If z is a number, you can maybe use a trick like this:

var x1 = Number(y===0 && '0' || y || z)
// or
var x2 = (y===0 && '0' || y || z)-0

var z = -1;

var y = 42;
var x = y || z;
var x1 = Number(y===0 && '0' || y || z)
var x2 = (y===0 && '0' || y || z)-0
console.log('x:',x, '  x1:',x1, '  x2:',x2);

var y = 0;
var x = y || z;
var x1 = Number(y===0 && '0' || y || z)
var x2 = (y===0 && '0' || y || z)-0
console.log('x:',x, '  x1:',x1, '  x2:',x2);

var y = null;
var x = y || z;
var x1 = Number(y===0 && '0' || y || z)
var x2 = (y===0 && '0' || y || z)-0
console.log('x:',x, '  x1:',x1, '  x2:',x2);

Original answer:

Maybe simple way can work (3 equivalents)

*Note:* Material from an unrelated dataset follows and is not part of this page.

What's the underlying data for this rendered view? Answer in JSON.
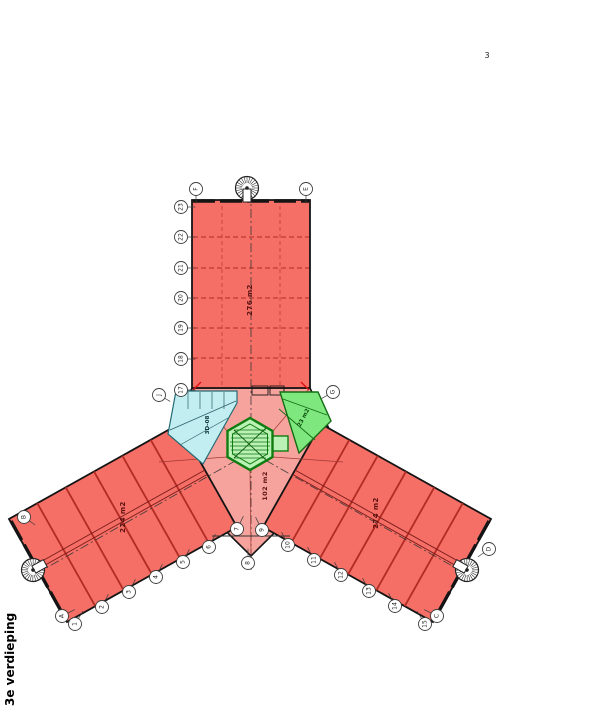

var x = (y === 0) ? 0 : (y || z);
var x = (!y && y!==0) ? z : y;

var z = 'Was falsey';

var y = 42;
var x = y || z;
var x1 = (y === 0) ? 0 : (y || z);
var x2 = (!y && y!==0) ? z : y;
console.log('x:',x, 'x1:',x1, 'x2:',x2);

var y = 0;
var x = y || z;
var x1 = (y === 0) ? 0 : (y || z);
var x2 = (!y && y!==0) ? z : y;
console.log('x:',x, 'x1:',x1, 'x2:',x2);

var y = null;
var x = y || z;
var x1 = (y === 0) ? 0 : (y || z);
var x2 = (!y && y!==0) ? z : y;
console.log('x:',x, 'x1:',x1, 'x2:',x2);

Answer 4

Edit: this uses a ternary operator, so if that's not what you're looking for, don't use this.

Of course this is another simple way to do it:

var x = y || y==0?0:z;

if y is truthy, then x is set to y

if y is falsy, and y==0, then x is set to 0

if y is falsy, and y!=0, then x is set to z;

Answer 5

You may wrap your number into a Number object and check so;

var x = new Number(0) || console.log("never gets printed");
console.log(parseInt(x));
//or
console.log(x.valueOf());